On Monday, I tied my hair back to work. That was not the plan. Usually, my hair is freshly done on the first day of the work week and then I progress to tying it back towards Friday. That was the plan – I was supposed to wear it out in a bob on Monday – and I worked towards that plan. But the thing I didn’t think could happen was the thing that made me abandon the plan and tie my hair back.
Okay. The story. On Saturday, I conditioned my hair and put it in a wrap. On Sunday, I kept it in the wrap all day so that it would hold its shape for most of the week. On Sunday evening, I thought about straightening it and putting it back in the wrap, but I decided against it. I thought it’ll be better to straighten it on Monday morning so that it would be fresh and I won’t have to redo any portions in the morning. That seemed logical. So I put the hair back in a wrap, tied a satin scarf, put a bonnet on it as insurance, gathered all the things I would need in the morning and put them in front of the mirror, and went to bed.
In my neighborhood in Lagos, Nigeria we have 24-hour power supply. Outside Nigeria, that will not be something you have to tell anyone. In Nigeria, power outages are a thing. There are no warnings. Your lights go out and that’s the end of the story. It does not count as an emergency. It’s not an ‘oh, no!’ or an ‘oh, my!’, it’s an ‘oh, okay’. There is no need to clutch any pearls. If you have a generator, you go outside, switch it on and continue your life. Otherwise, you enjoy the darkness and the heat. If you have a generator and there is no fuel in it, you join the party in the hot darkness. If your generator has fuel, but the starting mechanism is bad and you don’t have a rope to use as a back up (only the OGs will know about this), you have a VVIP pass to the party. If your battery is faulty or you have not serviced the engine of that generator, baby, you already know you’re in the party.
But that party does not hold in my neighborhood. Or so I thought. We had had electricity for months. The only time the electricity went out was when individual households ran out of units on their meter. This is not a general issue, it’s an individual one. The solution is to this is to put units on your meter. We usually have a backup on our card so that, if we were to run out, we have enough to keep the lights on until we can go to the electricity company and recharge. So I expected that when I turned on the light switch on Monday morning, the lights will come on.
On Monday morning, the lights did not come on. I don’t know why the lights did not come on. The lights should have come on. But they didn’t. But we have a generator, I thought to myself, I’ll go and turn it on. Two problems there: there was no diesel in the generator and the battery was dead. At this point two things came to mind: I should have straightened my hair on Sunday evening and what’s the point of having a generator that does not do the work of generating power? I’ll like to talk a little more about the second thought.

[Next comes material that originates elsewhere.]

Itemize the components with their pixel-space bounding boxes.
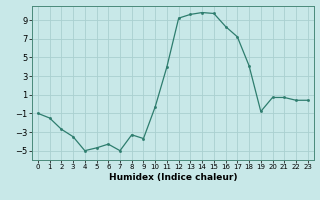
X-axis label: Humidex (Indice chaleur): Humidex (Indice chaleur)	[108, 173, 237, 182]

When I boil it down, the reason I tied my hair back is that the generator wasn’t working not that there was no electricity. No, that is not correct. The reason is I did not envisage a situation where the electricity will go out inexplicably and was not prepared for it. Before the advent of 24 hour electricity, we had a diesel supply guy who filled the generator tank every week and left a reserve. We also had a contract with a repair company to service the generator and ensure that everything was working appropriately. That stopped when the electricity supply became irregular and we did not see the need for a backup.
I read a quote once that spoke to the fact that the difference between the thing that may go wrong and the thing that cannot possibly go wrong is that when they go wrong, one is quick and simple to fix and the other is almost always impossible to fix. You can guess which is which. You may also have heard that the punch you don’t see coming is the one that takes you out. Well, what in your life cannot possibly go wrong?